The recruiters we see thriving in 2026 are the ones who treat AI as a research assistant. The model does the inbox, the scheduling, the first-pass summary, the candidate brief for the panel. The recruiter does the judgement, the relationship, the negotiation, the close.

The recruiters we see struggling are the ones who either ignore AI entirely, and watch their colleagues hire twice as fast, or who hand the judgement work over to the model and stop reading the transcripts. Both extremes lose. The middle is the only place that works.

AI in hiring is not a product category any more. It is a working assumption. The question is which parts of your funnel you let it touch, and which parts you keep for yourself. Get that split right and the rest is execution.

Sources

Frequently asked

  • What is AI in hiring?

    AI in hiring is the use of machine learning and large language models across the recruitment funnel. The common applications are sourcing (finding candidates), screening (filtering and ranking), scheduling (booking panel interviews), and signals (predicting outcomes like offer acceptance from conversation transcripts). In 2026 it sits alongside human recruiters rather than replacing them.

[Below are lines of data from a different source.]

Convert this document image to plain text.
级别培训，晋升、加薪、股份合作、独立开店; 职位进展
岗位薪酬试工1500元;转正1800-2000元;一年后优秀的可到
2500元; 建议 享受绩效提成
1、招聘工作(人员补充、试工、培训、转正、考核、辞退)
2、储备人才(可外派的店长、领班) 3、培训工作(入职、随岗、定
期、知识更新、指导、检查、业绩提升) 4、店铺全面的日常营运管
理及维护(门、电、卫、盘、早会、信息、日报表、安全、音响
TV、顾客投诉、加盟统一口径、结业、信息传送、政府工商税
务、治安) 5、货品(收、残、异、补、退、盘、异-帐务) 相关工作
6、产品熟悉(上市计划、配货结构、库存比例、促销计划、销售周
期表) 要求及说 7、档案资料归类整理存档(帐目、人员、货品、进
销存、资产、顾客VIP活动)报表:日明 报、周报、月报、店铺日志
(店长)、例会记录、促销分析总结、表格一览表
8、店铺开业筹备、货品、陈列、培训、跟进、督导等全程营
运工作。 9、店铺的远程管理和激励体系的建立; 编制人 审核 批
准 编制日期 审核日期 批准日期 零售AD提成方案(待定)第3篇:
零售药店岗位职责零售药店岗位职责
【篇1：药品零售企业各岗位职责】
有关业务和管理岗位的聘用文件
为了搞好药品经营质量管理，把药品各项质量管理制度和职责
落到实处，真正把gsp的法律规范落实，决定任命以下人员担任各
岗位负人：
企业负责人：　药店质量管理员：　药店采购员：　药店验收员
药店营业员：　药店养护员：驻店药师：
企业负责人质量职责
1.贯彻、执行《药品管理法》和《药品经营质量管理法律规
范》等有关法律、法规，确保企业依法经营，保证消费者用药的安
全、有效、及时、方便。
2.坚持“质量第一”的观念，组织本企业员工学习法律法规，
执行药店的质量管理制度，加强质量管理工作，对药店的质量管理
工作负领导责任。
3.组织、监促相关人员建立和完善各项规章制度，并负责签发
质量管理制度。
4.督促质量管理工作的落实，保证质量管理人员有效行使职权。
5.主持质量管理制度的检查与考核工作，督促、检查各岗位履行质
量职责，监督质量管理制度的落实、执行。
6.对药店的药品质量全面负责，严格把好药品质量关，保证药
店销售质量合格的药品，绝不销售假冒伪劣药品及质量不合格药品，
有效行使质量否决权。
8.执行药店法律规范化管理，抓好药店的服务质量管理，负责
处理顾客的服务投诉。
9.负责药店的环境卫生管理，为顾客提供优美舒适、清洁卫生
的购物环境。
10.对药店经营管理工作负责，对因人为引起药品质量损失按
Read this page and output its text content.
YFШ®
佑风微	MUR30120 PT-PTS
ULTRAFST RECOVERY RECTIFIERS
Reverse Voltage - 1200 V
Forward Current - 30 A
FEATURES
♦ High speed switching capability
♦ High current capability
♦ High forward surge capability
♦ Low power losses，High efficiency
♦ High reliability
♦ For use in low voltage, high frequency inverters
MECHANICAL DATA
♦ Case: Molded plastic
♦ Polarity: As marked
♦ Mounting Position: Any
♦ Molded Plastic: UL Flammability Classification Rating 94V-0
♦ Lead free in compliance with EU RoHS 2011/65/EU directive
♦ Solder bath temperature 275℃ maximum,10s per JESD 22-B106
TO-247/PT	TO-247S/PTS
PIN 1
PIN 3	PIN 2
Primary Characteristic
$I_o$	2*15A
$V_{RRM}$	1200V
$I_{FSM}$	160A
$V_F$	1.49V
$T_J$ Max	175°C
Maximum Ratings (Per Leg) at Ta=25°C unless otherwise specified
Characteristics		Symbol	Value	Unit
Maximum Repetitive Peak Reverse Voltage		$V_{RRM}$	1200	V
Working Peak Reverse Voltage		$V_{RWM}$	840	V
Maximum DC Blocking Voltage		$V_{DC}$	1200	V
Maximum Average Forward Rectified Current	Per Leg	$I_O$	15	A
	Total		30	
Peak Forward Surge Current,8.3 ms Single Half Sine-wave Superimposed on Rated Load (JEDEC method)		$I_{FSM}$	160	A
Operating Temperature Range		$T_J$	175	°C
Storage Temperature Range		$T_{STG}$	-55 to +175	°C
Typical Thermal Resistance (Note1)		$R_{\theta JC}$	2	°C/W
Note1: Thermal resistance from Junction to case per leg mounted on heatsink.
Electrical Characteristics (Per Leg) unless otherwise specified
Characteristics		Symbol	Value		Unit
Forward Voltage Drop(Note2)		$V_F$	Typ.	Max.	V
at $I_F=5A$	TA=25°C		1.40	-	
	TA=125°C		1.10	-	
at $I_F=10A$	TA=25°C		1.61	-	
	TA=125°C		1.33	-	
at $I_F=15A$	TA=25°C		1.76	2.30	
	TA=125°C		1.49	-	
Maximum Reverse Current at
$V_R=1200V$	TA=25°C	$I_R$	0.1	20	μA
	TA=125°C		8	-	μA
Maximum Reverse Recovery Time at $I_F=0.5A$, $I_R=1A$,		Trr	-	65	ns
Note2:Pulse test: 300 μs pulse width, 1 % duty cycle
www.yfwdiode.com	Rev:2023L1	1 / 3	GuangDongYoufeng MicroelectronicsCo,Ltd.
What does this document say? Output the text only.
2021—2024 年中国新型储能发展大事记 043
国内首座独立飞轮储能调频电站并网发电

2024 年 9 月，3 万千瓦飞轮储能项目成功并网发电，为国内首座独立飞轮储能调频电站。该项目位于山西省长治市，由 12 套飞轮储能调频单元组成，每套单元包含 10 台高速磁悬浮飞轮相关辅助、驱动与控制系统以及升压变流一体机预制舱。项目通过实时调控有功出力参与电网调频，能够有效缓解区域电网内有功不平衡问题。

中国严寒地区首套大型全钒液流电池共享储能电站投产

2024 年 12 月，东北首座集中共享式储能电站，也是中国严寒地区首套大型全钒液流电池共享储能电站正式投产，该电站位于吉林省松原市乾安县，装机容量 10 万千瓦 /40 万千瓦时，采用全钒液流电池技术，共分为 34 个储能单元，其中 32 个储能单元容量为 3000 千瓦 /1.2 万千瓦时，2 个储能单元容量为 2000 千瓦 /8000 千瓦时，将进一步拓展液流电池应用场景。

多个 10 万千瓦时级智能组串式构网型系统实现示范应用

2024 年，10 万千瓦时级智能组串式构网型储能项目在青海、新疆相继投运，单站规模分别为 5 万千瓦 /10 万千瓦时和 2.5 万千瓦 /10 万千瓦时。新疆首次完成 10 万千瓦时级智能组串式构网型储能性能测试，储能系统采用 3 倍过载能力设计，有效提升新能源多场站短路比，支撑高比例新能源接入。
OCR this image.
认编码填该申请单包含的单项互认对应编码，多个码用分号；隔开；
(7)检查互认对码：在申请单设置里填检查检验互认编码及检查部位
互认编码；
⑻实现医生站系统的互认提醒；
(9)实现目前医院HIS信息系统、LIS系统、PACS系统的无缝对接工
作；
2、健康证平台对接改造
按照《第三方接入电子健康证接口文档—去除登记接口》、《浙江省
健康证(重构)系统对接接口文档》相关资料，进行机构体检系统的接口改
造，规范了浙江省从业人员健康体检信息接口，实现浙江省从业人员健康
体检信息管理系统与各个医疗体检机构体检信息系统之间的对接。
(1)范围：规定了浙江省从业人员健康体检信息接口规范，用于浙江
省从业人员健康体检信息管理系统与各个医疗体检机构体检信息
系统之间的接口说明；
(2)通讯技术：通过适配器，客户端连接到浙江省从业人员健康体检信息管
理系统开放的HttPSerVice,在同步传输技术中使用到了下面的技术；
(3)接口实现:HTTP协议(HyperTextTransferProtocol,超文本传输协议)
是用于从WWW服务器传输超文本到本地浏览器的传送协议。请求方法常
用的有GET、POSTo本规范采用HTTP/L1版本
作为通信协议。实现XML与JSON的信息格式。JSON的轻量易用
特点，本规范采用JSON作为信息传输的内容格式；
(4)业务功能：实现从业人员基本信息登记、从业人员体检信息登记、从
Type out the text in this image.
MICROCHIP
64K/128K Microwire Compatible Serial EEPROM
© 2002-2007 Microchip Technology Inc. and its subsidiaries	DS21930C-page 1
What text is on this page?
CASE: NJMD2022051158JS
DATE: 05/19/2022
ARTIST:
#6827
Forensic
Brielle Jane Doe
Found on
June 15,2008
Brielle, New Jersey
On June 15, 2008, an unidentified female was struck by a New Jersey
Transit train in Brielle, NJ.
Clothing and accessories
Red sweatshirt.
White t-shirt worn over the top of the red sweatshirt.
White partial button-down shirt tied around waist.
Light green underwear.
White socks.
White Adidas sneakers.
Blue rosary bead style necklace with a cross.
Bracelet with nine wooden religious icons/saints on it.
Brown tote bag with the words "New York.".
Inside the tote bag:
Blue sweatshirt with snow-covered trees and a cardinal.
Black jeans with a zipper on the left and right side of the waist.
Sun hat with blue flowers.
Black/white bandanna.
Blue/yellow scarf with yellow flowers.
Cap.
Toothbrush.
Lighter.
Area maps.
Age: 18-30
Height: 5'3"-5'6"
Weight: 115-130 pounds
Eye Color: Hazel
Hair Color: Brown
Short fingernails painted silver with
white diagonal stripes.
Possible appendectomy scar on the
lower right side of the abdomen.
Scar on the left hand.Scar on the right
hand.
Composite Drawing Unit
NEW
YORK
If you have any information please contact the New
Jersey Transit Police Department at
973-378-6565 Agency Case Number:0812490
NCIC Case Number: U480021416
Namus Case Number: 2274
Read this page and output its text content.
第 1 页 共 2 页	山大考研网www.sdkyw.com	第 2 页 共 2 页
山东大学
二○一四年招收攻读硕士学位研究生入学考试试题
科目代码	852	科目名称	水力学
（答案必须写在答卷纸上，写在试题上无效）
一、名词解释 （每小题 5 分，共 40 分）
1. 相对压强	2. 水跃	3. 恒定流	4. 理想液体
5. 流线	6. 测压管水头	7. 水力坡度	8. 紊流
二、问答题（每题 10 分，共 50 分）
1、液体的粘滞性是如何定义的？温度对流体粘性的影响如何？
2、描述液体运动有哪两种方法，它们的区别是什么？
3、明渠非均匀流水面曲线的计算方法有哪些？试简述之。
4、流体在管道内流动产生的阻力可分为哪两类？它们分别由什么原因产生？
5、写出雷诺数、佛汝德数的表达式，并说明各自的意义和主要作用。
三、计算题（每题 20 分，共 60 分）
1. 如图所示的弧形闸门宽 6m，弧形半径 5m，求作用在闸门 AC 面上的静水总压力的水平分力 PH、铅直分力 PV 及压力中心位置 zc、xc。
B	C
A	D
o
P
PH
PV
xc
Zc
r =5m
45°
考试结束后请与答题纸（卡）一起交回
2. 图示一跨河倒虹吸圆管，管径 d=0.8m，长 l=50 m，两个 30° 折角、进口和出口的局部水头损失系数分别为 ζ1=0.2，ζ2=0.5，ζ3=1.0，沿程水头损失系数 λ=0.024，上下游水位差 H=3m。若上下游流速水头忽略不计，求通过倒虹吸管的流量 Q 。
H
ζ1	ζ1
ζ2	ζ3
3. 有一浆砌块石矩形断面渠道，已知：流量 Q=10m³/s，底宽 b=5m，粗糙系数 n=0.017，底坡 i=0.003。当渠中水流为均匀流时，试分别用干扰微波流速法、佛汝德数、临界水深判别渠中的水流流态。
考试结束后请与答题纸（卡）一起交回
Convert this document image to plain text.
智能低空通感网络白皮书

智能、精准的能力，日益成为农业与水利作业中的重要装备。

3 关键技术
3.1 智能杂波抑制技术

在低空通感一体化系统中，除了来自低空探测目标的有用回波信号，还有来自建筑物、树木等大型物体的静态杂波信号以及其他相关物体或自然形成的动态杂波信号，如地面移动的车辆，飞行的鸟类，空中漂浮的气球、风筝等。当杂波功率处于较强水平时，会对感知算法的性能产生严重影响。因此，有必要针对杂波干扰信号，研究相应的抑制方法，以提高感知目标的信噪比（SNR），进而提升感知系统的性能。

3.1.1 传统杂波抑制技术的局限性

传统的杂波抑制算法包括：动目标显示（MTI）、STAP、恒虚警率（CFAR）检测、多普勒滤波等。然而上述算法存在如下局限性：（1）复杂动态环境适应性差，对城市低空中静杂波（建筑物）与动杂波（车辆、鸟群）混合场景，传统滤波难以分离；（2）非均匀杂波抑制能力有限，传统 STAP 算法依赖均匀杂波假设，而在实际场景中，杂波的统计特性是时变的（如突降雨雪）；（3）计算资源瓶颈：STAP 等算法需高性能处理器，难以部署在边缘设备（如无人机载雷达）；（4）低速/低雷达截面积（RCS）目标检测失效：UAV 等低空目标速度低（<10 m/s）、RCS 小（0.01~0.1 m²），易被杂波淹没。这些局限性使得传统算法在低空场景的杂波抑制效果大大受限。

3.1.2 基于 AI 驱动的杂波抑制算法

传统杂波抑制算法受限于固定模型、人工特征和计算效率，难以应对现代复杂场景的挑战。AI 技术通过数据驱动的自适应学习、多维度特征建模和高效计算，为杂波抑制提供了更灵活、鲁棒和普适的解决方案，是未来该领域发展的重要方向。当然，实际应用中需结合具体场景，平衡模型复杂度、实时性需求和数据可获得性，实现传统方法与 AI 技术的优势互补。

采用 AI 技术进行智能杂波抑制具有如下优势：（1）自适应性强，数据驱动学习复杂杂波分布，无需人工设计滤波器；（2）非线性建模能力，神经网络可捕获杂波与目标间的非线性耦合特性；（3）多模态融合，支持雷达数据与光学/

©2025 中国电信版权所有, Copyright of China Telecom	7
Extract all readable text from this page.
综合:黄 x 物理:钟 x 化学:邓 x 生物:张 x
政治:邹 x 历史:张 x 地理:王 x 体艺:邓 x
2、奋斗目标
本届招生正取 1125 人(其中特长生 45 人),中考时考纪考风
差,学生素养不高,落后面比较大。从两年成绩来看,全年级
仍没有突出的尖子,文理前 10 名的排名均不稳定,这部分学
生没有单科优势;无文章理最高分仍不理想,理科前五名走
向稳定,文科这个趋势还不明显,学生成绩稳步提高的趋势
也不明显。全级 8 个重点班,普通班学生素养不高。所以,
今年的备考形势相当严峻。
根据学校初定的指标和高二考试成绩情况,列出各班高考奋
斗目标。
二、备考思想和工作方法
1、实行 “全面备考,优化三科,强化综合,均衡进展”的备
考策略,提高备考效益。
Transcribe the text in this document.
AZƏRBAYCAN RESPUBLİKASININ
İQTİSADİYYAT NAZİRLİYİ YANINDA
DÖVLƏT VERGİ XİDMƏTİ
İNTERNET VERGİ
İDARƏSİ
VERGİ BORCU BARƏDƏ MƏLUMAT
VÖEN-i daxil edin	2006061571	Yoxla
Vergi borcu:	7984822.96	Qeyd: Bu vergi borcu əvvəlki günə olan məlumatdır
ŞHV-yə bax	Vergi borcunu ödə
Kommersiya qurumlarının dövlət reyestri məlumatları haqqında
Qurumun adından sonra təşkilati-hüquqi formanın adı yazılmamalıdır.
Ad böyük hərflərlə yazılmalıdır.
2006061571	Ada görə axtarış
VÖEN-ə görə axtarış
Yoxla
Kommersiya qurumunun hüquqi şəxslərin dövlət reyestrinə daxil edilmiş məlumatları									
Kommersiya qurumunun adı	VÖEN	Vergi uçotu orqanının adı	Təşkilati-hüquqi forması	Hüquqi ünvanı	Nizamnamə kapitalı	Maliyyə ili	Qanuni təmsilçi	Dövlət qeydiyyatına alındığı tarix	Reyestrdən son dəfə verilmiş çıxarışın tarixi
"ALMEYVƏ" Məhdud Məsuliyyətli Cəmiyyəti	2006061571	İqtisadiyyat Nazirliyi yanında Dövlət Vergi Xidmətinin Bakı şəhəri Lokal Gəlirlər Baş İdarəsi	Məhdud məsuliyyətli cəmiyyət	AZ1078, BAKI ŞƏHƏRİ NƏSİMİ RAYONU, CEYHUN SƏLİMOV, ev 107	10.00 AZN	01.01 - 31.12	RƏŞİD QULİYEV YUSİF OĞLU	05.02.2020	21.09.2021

  • Is AI in hiring biased or illegal?

    It can be both, depending on what the system was trained on and how it is used. The EU AI Act classifies hiring AI as high risk, and several US states require bias audits and candidate disclosure. The safest setups keep a human in the loop for any rejection, audit model decisions against demographic data, and document why a candidate was advanced or declined.

  • Does AI replace recruiters?

    No. AI removes the rote work, sorting inboxes, drafting first-pass replies, scheduling interviews, summarising calls, and gives recruiters back the judgement work. The recruiters we work with hire more in less time, not the other way round.

  • What is a realistic ROI from AI in hiring?

    The honest answer is that it depends on funnel volume. Teams hiring 50 plus roles a year typically reclaim 30 to 50 percent of recruiter time on screening and scheduling, and 10 to 20 points of offer acceptance rate once intent signals are used. Below 50 roles a year the savings are real but smaller, and the case is more about consistency than headcount.